Now, the songs have a different focus, particularly relationships, like the fist-pumping first single, “Peanut Butter Dream.”
“There’s a large difference between being eight years old and being 16 in terms of what goes on in our minds. The priorities are different,” Lucy says. “Our songs are better just growing through school and learning to be a bit more clever with writing techniques.”
The sisters started recording Vol. 4 before Gwen left for her first semester of college, shaping the album from songs they’d tested live on their last tour.
“Most of the album was finished before we started touring the summer before. We’d work them out during live shows, try to get them tour tight,” Gwen says.
Dog Party recorded Vol. 4 with producer Chris Woodhouse (Devandra Banhart, FM Knives, A-Frames) at the Dock in Sacramento. Woodhouse and the band also collaborated on Lost Control and the familiarity allowed them to zero in on new goals.

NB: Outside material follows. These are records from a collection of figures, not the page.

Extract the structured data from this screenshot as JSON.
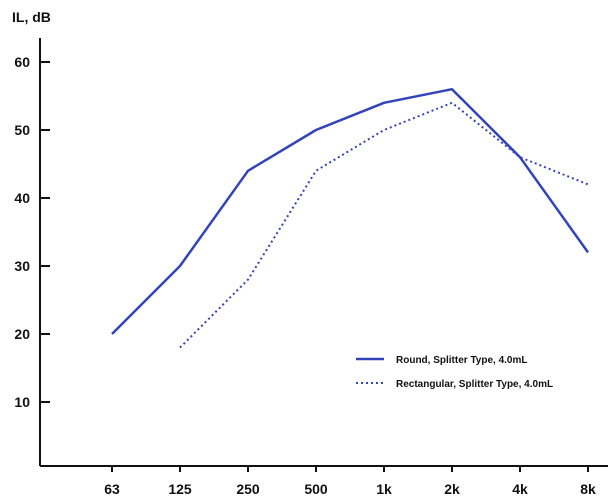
{
  "chart_data": {
    "type": "line",
    "ylabel": "IL, dB",
    "categories": [
      "63",
      "125",
      "250",
      "500",
      "1k",
      "2k",
      "4k",
      "8k"
    ],
    "yticks": [
      10,
      20,
      30,
      40,
      50,
      60
    ],
    "ylim": [
      0,
      65
    ],
    "grid": false,
    "legend_position": "lower-right",
    "series": [
      {
        "name": "Round, Splitter Type, 4.0mL",
        "style": "solid",
        "color": "#3344bb",
        "values": [
          20,
          30,
          44,
          50,
          54,
          56,
          46,
          32
        ]
      },
      {
        "name": "Rectangular, Splitter Type, 4.0mL",
        "style": "dotted",
        "color": "#3344bb",
        "values": [
          null,
          18,
          28,
          44,
          50,
          54,
          46,
          42
        ]
      }
    ]
  }
}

Recording to two-inch tape, Dog Party went for a bigger, punchier sound, capitalizing on their growing confidence.
“In the studio we wanted our sound to be bigger, so we added our favorite fuzz pedal and it really thickened up our sound. We were also aiming for a louder drum tone and we achieved that,” Lucy says On stage, Dog Party features Lucy on drums and Gwen on guitar, with both sisters sharing lead vocals.
Leading off Vol. 4 is “Dead Guy,” which combines the frenetic punk of The Buzzcocks with vocals inspired by girl groups like The Ronettes. Next, the aforementioned “Peanut Butter Dream” is an opposites-attract type of relationship song Gwen wrote.

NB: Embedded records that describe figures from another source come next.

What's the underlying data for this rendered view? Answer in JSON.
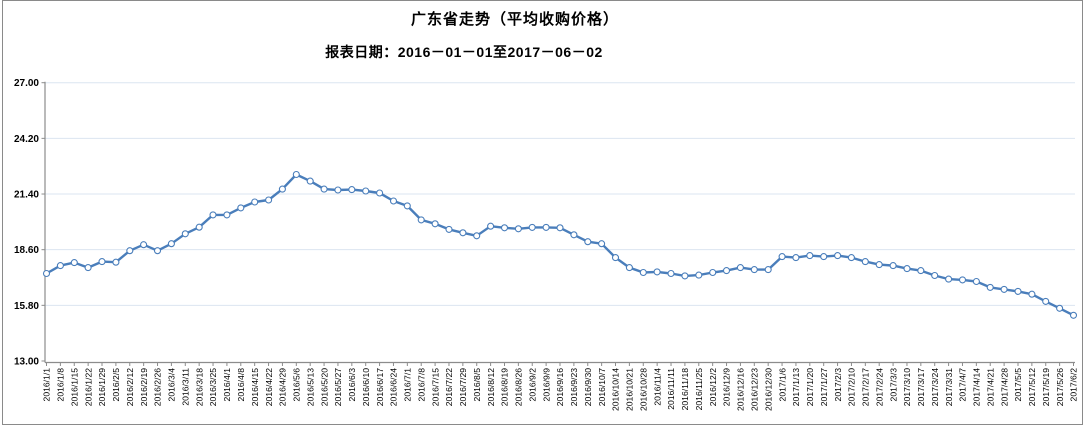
{
  "page": {
    "background": "#ffffff",
    "frame_border_color": "#8a8a8a"
  },
  "chart_data": {
    "type": "line",
    "title": "广东省走势（平均收购价格）",
    "subtitle": "报表日期：2016－01－01至2017－06－02",
    "xlabel": "",
    "ylabel": "",
    "ylim": [
      13.0,
      27.0
    ],
    "yticks": [
      "13.00",
      "15.80",
      "18.60",
      "21.40",
      "24.20",
      "27.00"
    ],
    "grid": "horizontal",
    "legend_position": "none",
    "line_color": "#4a7ebb",
    "marker": "open-circle",
    "marker_fill": "#ffffff",
    "gridline_color": "#dbe5f1",
    "axis_color": "#8c8c8c",
    "tick_label_color": "#000000",
    "x": [
      "2016/1/1",
      "2016/1/8",
      "2016/1/15",
      "2016/1/22",
      "2016/1/29",
      "2016/2/5",
      "2016/2/12",
      "2016/2/19",
      "2016/2/26",
      "2016/3/4",
      "2016/3/11",
      "2016/3/18",
      "2016/3/25",
      "2016/4/1",
      "2016/4/8",
      "2016/4/15",
      "2016/4/22",
      "2016/4/29",
      "2016/5/6",
      "2016/5/13",
      "2016/5/20",
      "2016/5/27",
      "2016/6/3",
      "2016/6/10",
      "2016/6/17",
      "2016/6/24",
      "2016/7/1",
      "2016/7/8",
      "2016/7/15",
      "2016/7/22",
      "2016/7/29",
      "2016/8/5",
      "2016/8/12",
      "2016/8/19",
      "2016/8/26",
      "2016/9/2",
      "2016/9/9",
      "2016/9/16",
      "2016/9/23",
      "2016/9/30",
      "2016/10/7",
      "2016/10/14",
      "2016/10/21",
      "2016/10/28",
      "2016/11/4",
      "2016/11/11",
      "2016/11/18",
      "2016/11/25",
      "2016/12/2",
      "2016/12/9",
      "2016/12/16",
      "2016/12/23",
      "2016/12/30",
      "2017/1/6",
      "2017/1/13",
      "2017/1/20",
      "2017/1/27",
      "2017/2/3",
      "2017/2/10",
      "2017/2/17",
      "2017/2/24",
      "2017/3/3",
      "2017/3/10",
      "2017/3/17",
      "2017/3/24",
      "2017/3/31",
      "2017/4/7",
      "2017/4/14",
      "2017/4/21",
      "2017/4/28",
      "2017/5/5",
      "2017/5/12",
      "2017/5/19",
      "2017/5/26",
      "2017/6/2"
    ],
    "series": [
      {
        "name": "平均收购价格",
        "values": [
          17.4,
          17.8,
          17.95,
          17.7,
          18.0,
          17.97,
          18.55,
          18.85,
          18.55,
          18.9,
          19.4,
          19.73,
          20.35,
          20.35,
          20.7,
          21.0,
          21.1,
          21.65,
          22.38,
          22.05,
          21.65,
          21.6,
          21.62,
          21.55,
          21.45,
          21.05,
          20.8,
          20.1,
          19.9,
          19.62,
          19.45,
          19.3,
          19.78,
          19.7,
          19.65,
          19.72,
          19.72,
          19.7,
          19.35,
          19.0,
          18.9,
          18.2,
          17.7,
          17.45,
          17.48,
          17.4,
          17.28,
          17.32,
          17.45,
          17.55,
          17.7,
          17.6,
          17.6,
          18.25,
          18.2,
          18.3,
          18.25,
          18.3,
          18.2,
          18.0,
          17.85,
          17.8,
          17.65,
          17.55,
          17.3,
          17.12,
          17.08,
          17.0,
          16.7,
          16.6,
          16.5,
          16.36,
          16.0,
          15.65,
          15.3
        ]
      }
    ]
  }
}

“My boyfriend is completely different from me. He let’s me see things in other ways and the song is about seeing things through new eyes and just being happy,” she says.

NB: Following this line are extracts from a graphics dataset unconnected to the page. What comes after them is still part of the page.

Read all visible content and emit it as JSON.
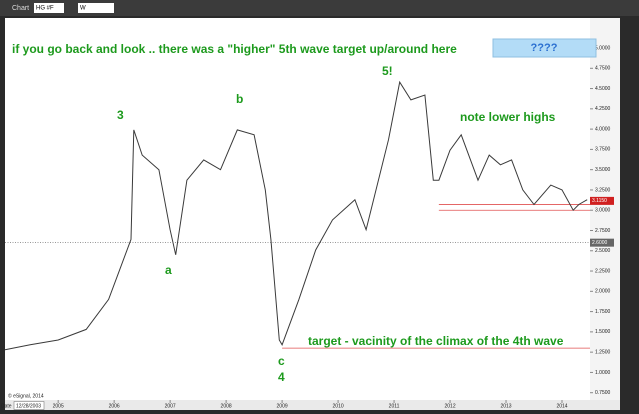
{
  "window": {
    "title": "Chart",
    "symbol": "HG #F",
    "interval": "W"
  },
  "chart_data": {
    "type": "line",
    "color": "#3a3a3a",
    "x": [
      2004.05,
      2004.5,
      2005.0,
      2005.5,
      2005.9,
      2006.1,
      2006.3,
      2006.35,
      2006.5,
      2006.8,
      2007.0,
      2007.1,
      2007.3,
      2007.6,
      2007.9,
      2008.2,
      2008.5,
      2008.7,
      2008.8,
      2008.95,
      2009.0,
      2009.3,
      2009.6,
      2009.9,
      2010.3,
      2010.5,
      2010.9,
      2011.1,
      2011.3,
      2011.55,
      2011.7,
      2011.8,
      2012.0,
      2012.2,
      2012.5,
      2012.7,
      2012.9,
      2013.1,
      2013.3,
      2013.5,
      2013.8,
      2014.0,
      2014.2,
      2014.3,
      2014.45
    ],
    "values": [
      1.28,
      1.34,
      1.4,
      1.53,
      1.9,
      2.27,
      2.64,
      3.99,
      3.68,
      3.5,
      2.76,
      2.45,
      3.37,
      3.62,
      3.5,
      3.99,
      3.93,
      3.25,
      2.64,
      1.4,
      1.34,
      1.9,
      2.51,
      2.88,
      3.13,
      2.76,
      3.87,
      4.58,
      4.36,
      4.42,
      3.37,
      3.37,
      3.74,
      3.93,
      3.37,
      3.68,
      3.56,
      3.62,
      3.25,
      3.07,
      3.31,
      3.25,
      3.0,
      3.07,
      3.13
    ],
    "xlim": [
      2004.05,
      2014.5
    ],
    "xticks": [
      2005,
      2006,
      2007,
      2008,
      2009,
      2010,
      2011,
      2012,
      2013,
      2014
    ],
    "ylim": [
      0.66,
      5.37
    ],
    "yticks": [
      {
        "value": 5,
        "label": "5.0000"
      },
      {
        "value": 4.75,
        "label": "4.7500"
      },
      {
        "value": 4.5,
        "label": "4.5000"
      },
      {
        "value": 4.25,
        "label": "4.2500"
      },
      {
        "value": 4,
        "label": "4.0000"
      },
      {
        "value": 3.75,
        "label": "3.7500"
      },
      {
        "value": 3.5,
        "label": "3.5000"
      },
      {
        "value": 3.25,
        "label": "3.2500"
      },
      {
        "value": 3,
        "label": "3.0000"
      },
      {
        "value": 2.75,
        "label": "2.7500"
      },
      {
        "value": 2.5,
        "label": "2.5000"
      },
      {
        "value": 2.25,
        "label": "2.2500"
      },
      {
        "value": 2,
        "label": "2.0000"
      },
      {
        "value": 1.75,
        "label": "1.7500"
      },
      {
        "value": 1.5,
        "label": "1.5000"
      },
      {
        "value": 1.25,
        "label": "1.2500"
      },
      {
        "value": 1,
        "label": "1.0000"
      },
      {
        "value": 0.75,
        "label": "0.7500"
      }
    ],
    "reference_lines": [
      {
        "value": 3.07,
        "from": 2011.8,
        "color": "#e05050"
      },
      {
        "value": 3.0,
        "from": 2011.8,
        "color": "#e05050"
      },
      {
        "value": 1.3,
        "from": 2009.0,
        "color": "#e05050"
      }
    ],
    "dotted_line": 2.6,
    "price_labels": [
      {
        "value": 3.115,
        "label": "3.1150",
        "color": "#d02020"
      },
      {
        "value": 2.6,
        "label": "2.6000",
        "color": "#666666"
      }
    ],
    "date_label": "12/28/2003",
    "date_caption": "Date",
    "copyright": "© eSignal, 2014",
    "annotations": [
      "if you go back and look .. there was a \"higher\" 5th wave target up/around here",
      "????",
      "3",
      "b",
      "5!",
      "a",
      "c",
      "4",
      "note lower highs",
      "target - vacinity of the climax of the 4th wave"
    ]
  }
}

A cover of “I Can’t Believe That You’re Real” by fellow Sacramento band Agent Ribbons finds Dog Party amping up a catchy pop tune, holding onto the melodic core while surrounding their vocals in distorted guitar and thumping drums.
“On ‘Sapphires,’ that one is one of the only songs I do more yelling style in part of the song. Usually Lucy sings like that more often, so it was very different for me. It’s weird because I feel like when I’m yelling it captures more emotion than singing,” Gwen says.
The release of Vol. 4 marks the first time since the fall that Dog Party get to play together again on a daily basis.
“We used to just practice when we’re at home, so after I went to school, we had to rely on shows,” Gwen says. “Whenever we’re off we try to hit the road. I tried to get Fridays off to make it easier to do weekend shows. During my spring break, we were able to tour some, but it wasn’t Lucy’s spring break, so we took her out of school for a week.”
Shows like that could get nerve-racking, Lucy says, but being sisters makes it that much easier to communicate on stage.
“We have a really good working relationship with each other. We’ve been doing this for eight, nine years,” she says. “If we were to add someone else it would probably get weird. We just like the two of us and the fact that we’re sisters makes it pretty equal.”